3. For all $m\geq 0$, we have $P_{2m}^2=\frac{2}{5}\left(T_{2m}\left(-\frac{3}{2}\right)-1\right)$ and $P_{2m+1}^2=-\frac{2}{5}\left(T_{2m+1}\left(-\frac{3}{2}\right)-1\right)$.

This is done by analyzing the real roots of $T_n(x)-1$. The equation $T_{2m}(x)-1=0$ has double zeros at each $\cos\dfrac{2kπ}{2m}$, $1\leq k\leq m-1$, and two trivial zeros $x=\pm 1$. This gives $$T_{2m}(x)-1=2^{2m-1}(x-1)(x+1)\prod\limits_{k=1}^{m-1} (x-\cos\dfrac{2kπ}{2m})^2.$$ On the other hand, $T_{2m+1}(x)-1$ has double zeros at each $\cos\dfrac{2kπ}{2m+1}$, $1\leq k\leq m$, and one trivial zero $x=1$. This gives $$T_{2m+1}(x)-1=2^{2m}(x-1)\prod\limits_{k=1}^{m} (x-\cos\dfrac{2kπ}{2m+1})^2.$$ Plugging in $x=-\frac{3}{2}$ in the above equations easily yieds $P_{2m}^2=\frac{2}{5}\left(T_{2m}\left(-\frac{3}{2}\right)-1\right)$ and $P_{2m+1}^2=-\frac{2}{5}\left(T_{2m+1}\left(-\frac{3}{2}\right)-1\right)$.

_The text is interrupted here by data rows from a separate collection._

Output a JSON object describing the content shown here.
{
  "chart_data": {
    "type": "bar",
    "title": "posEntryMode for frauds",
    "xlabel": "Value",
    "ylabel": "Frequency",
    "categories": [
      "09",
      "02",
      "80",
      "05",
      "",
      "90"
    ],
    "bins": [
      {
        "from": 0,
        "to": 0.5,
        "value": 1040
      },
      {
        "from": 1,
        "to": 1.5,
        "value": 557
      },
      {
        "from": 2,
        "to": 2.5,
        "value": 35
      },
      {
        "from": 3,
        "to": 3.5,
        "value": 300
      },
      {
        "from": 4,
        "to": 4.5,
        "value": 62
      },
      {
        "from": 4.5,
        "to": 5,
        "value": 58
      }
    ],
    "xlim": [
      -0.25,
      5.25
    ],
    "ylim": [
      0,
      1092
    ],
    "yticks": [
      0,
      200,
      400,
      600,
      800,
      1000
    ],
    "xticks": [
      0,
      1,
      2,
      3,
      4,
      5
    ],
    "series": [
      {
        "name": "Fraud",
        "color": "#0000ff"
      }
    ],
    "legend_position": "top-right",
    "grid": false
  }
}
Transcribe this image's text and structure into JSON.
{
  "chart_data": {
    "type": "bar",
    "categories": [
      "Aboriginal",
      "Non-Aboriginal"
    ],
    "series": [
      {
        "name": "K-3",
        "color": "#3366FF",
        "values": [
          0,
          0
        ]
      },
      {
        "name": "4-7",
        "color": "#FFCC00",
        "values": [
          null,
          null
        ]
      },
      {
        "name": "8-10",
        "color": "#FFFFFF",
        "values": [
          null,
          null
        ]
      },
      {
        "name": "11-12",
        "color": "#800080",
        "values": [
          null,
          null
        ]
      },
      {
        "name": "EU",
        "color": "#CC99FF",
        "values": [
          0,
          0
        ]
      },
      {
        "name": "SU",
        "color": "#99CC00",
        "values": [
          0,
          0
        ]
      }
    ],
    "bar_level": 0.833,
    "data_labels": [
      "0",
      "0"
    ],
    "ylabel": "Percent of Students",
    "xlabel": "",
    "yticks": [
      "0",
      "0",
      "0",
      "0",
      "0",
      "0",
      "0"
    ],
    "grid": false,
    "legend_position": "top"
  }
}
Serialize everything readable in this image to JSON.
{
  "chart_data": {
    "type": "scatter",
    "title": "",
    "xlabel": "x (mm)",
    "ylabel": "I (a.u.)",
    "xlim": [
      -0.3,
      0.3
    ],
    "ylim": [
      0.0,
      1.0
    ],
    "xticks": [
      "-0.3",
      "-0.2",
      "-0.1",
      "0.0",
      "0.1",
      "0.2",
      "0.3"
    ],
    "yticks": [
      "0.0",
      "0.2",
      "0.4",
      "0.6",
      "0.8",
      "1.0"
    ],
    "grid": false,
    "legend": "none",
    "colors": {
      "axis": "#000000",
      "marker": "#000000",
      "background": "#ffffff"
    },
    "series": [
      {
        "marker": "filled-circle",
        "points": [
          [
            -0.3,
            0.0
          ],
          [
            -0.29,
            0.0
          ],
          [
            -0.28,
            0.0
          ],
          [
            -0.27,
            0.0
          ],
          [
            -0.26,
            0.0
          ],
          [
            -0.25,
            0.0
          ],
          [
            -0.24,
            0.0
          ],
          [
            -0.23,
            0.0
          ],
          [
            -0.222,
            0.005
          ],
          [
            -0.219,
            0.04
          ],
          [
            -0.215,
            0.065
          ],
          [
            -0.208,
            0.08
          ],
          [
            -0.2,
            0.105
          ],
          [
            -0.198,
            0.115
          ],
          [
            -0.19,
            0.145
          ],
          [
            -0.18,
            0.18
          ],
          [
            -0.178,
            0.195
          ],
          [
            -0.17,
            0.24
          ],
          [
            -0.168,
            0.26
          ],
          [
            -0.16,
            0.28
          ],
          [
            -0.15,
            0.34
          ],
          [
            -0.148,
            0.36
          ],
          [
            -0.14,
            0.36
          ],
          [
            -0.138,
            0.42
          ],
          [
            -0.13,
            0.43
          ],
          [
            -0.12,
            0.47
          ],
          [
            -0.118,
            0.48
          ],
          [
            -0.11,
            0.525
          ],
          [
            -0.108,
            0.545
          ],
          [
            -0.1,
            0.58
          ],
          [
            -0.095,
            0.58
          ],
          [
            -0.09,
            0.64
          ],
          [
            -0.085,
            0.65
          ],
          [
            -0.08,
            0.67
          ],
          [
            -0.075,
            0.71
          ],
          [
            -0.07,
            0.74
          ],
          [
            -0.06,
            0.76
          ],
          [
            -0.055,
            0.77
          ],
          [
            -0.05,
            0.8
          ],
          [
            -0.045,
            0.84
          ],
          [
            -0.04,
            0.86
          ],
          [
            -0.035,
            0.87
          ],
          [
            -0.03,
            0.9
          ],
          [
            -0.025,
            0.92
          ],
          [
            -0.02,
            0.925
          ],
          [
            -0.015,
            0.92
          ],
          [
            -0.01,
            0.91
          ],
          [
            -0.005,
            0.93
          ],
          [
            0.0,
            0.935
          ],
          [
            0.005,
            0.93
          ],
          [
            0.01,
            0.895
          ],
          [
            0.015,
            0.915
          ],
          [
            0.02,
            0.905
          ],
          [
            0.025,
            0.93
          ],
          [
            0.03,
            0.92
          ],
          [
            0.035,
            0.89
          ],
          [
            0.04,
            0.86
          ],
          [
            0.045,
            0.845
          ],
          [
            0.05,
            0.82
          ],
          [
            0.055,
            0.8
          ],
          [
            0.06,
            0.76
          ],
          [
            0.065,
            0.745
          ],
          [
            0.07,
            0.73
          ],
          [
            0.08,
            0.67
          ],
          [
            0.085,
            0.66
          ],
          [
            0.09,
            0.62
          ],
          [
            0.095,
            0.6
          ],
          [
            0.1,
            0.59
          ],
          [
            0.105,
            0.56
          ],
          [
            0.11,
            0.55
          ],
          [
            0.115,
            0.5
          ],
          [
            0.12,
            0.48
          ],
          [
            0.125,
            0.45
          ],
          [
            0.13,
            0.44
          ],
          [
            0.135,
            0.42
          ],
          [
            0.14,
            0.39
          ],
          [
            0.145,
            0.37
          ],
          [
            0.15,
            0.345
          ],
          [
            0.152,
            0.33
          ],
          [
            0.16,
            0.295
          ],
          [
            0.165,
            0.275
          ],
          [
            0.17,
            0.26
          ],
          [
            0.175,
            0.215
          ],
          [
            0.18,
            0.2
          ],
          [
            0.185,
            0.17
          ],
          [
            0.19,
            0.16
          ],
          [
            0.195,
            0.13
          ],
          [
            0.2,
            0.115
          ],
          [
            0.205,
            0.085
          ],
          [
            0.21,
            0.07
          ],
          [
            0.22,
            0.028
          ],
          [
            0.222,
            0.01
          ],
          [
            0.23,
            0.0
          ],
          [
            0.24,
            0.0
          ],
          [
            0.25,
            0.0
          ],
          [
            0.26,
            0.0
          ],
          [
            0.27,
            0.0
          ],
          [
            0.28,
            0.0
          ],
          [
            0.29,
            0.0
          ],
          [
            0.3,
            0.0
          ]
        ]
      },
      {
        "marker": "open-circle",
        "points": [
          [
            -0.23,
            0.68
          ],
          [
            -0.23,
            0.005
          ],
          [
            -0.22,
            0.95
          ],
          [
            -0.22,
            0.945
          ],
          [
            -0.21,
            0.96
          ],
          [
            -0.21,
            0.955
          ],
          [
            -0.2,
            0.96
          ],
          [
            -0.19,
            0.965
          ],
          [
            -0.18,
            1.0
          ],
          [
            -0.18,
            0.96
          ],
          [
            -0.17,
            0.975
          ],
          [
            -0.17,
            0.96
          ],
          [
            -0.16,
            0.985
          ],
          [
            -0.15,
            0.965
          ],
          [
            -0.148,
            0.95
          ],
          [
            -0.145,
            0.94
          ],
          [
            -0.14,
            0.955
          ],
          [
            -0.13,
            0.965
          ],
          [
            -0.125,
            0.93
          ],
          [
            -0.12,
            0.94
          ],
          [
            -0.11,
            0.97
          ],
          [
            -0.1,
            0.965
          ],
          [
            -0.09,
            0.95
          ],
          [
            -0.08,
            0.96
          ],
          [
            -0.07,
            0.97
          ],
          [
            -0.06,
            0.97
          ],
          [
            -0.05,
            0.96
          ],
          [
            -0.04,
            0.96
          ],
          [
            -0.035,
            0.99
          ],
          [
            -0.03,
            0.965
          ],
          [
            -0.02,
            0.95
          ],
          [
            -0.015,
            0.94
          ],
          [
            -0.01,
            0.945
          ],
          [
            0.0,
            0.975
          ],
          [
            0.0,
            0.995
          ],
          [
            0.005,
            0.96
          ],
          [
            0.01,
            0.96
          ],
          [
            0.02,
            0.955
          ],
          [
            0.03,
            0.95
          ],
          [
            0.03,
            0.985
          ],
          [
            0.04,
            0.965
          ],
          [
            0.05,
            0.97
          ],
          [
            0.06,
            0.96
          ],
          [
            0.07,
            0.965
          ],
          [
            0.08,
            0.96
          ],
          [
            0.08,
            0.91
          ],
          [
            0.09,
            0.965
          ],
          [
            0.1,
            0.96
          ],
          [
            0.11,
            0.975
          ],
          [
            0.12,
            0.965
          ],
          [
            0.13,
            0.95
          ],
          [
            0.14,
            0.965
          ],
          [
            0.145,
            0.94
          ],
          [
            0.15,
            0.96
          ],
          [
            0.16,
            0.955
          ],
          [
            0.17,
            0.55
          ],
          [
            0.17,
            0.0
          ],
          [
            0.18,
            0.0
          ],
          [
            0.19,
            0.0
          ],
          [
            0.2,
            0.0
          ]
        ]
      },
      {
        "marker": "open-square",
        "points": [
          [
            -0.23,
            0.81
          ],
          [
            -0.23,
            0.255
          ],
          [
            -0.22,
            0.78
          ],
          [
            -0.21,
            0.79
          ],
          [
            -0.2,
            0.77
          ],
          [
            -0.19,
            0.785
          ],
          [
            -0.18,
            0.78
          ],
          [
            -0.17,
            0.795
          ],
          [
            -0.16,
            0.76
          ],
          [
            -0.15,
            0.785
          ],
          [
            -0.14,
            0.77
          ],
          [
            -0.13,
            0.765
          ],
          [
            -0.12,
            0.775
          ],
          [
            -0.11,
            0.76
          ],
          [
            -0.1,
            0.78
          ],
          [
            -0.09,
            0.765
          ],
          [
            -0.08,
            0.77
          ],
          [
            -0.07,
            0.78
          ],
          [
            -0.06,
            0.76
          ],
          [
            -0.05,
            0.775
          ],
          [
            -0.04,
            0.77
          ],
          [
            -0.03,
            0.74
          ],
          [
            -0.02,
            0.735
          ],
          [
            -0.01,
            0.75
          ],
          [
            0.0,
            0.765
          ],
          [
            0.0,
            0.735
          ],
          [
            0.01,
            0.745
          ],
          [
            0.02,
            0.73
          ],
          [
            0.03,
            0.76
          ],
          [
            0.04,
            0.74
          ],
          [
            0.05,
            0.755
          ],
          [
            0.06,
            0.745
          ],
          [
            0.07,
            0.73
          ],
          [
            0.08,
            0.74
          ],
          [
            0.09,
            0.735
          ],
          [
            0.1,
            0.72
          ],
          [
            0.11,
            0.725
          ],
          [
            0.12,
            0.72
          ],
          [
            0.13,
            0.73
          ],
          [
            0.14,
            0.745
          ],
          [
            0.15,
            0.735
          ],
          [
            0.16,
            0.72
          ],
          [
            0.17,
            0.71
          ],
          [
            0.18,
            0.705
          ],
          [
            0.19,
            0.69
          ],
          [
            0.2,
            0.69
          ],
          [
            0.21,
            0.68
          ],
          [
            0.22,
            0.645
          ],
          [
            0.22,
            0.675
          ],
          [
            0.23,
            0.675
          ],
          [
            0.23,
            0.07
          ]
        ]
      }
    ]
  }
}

We have shown that $P_{2m}^2=\frac{2}{5}\left(T_{2m}\left(-\frac{3}{2}\right)-1\right)=F_{2m}^2$ and $P_{2m+1}^2=-\frac{2}{5}\left(T_{2m+1}\left(-\frac{3}{2}\right)-1\right)=F_{2m+1}^2$. The proof is complete.